Wells Fargo, Morgan Stanley Report Strong Q2 Wealth Gains
Wealth units at wirehouses and larger public banks continued to beat estimates in the second quarter of 2026, with Morgan Stanley touting that stock market IPOs (like SpaceX) are turbocharging net new wealth assets, while Wells Fargo claims the bank has continued to hit near-record advisor recruiting in the past year.
In the second quarter, Wells Fargo reported $3.8 billion in total revenue from its wealth and investment management division, up 13% year-over-year and slightly higher than the prior quarter.

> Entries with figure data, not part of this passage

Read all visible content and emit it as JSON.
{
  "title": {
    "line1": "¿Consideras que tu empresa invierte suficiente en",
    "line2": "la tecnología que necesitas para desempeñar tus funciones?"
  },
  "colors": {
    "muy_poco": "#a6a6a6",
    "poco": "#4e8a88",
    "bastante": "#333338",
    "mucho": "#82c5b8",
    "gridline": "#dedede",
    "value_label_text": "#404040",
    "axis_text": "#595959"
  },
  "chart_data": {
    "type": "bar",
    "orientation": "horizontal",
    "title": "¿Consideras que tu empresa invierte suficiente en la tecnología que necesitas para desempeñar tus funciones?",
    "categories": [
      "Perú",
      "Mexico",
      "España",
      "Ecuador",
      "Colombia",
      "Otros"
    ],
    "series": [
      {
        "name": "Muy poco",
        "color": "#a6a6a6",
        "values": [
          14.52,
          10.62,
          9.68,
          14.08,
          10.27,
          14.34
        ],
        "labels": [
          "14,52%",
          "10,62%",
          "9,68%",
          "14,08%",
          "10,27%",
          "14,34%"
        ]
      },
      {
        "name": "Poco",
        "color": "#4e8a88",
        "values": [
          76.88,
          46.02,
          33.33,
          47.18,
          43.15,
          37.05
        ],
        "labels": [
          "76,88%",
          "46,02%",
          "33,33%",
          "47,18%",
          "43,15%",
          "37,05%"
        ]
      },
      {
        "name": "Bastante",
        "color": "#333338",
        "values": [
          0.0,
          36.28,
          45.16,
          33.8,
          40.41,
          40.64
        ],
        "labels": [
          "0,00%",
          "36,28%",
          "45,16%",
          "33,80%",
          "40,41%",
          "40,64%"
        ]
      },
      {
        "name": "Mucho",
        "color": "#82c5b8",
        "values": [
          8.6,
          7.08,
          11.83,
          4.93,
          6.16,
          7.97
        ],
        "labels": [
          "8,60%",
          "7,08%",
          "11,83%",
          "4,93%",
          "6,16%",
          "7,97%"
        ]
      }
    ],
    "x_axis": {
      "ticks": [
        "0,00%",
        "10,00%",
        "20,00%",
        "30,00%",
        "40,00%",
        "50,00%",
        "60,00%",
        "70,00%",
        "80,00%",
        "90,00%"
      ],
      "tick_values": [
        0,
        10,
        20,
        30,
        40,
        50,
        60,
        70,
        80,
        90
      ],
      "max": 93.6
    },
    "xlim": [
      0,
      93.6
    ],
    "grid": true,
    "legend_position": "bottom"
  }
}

Net interest income climbed by 17% based on “lower deposit pricing, and higher deposit and loan balances,” while noninterest expenses rose 10% on higher revenue-related advisor compensation. In the bank’s earnings call, Chief Financial Officer Mike Santomassimo said the company expects it “should be able to run this company with less headcount” than it currently has, and that it will continue looking for ways to cut expenses.
“There’s more opportunity to make things more automated … and to make things more efficient in terms of how we serve clients every day, and we think there’s a long way to go,” he said.
However, it doesn’t seem like those personnel reductions are coming from advisors, as Santomassimo said the wirehouse had close to a record level of recruiting (in terms of revenue brought into the firm) over the last three quarters, with purportedly record-low attrition.
He boasted about Wells’ success despite acknowledging that the wirehouse hadn’t changed its deal to recruit advisors and doesn’t plan to, and therefore potentially misses out on attracting some teams.
“The pipeline we’ve got is quite good in terms of what we’ve got over the rest of the year,” he said.
At Morgan Stanley, the wealth division reported second quarter net revenue of $8.9 billion (up from $7.9 billion year-over-year), pre-tax income of $2.7 billion, and a pre-tax margin of 30.5%. Net interest income jumped from $1.9 billion to $2.2 billion year-over-year, mainly due to “higher average sweep deposits and the cumulative impact of lending growth,” according to the wirehouse’s earnings report.
The report highlighted net new assets of $148 billion, over half of which were attributable to inflows from IPOs by certain clients in the wirehouse’s Workplace channel. Morgan Stanley was one of the two lead banks in SpaceX’s IPO earlier this year, and the company’s founders and employees (and others) are looking for ways to invest the vast sums of money they made in the offering.
In an earnings call, Chief Financial Officer Sharon Yeshaya touted the IPO figure as evidence for sticking with the wirehouse, saying clients are “not going to be able to have that corporate relationship at a much smaller level.”
Like their peers, banks Goldman Sachs and JPMorgan Chase both reported higher year-over-year net revenue. Goldman Sachs revenue in the second quarter was up 20% year-over-year, at about $4.6 billion, while total client assets in wealth stood at approximately $2 trillion (with net interest income in the full division of $662 million).
JPMorgan’s net revenue in the second quarter sat at $6.9 billion, up 19%. Like Morgan Stanley and Wells Fargo, the bank also saw its wealth expenses grow, largely due to revenue-related compensation and the firm’s moves to bulk up its private banking advisor teams. The firm’s AUM was up 18% from last year to $5.1 trillion, with total client assets rising to $7.7 trillion, largely driven by market performance.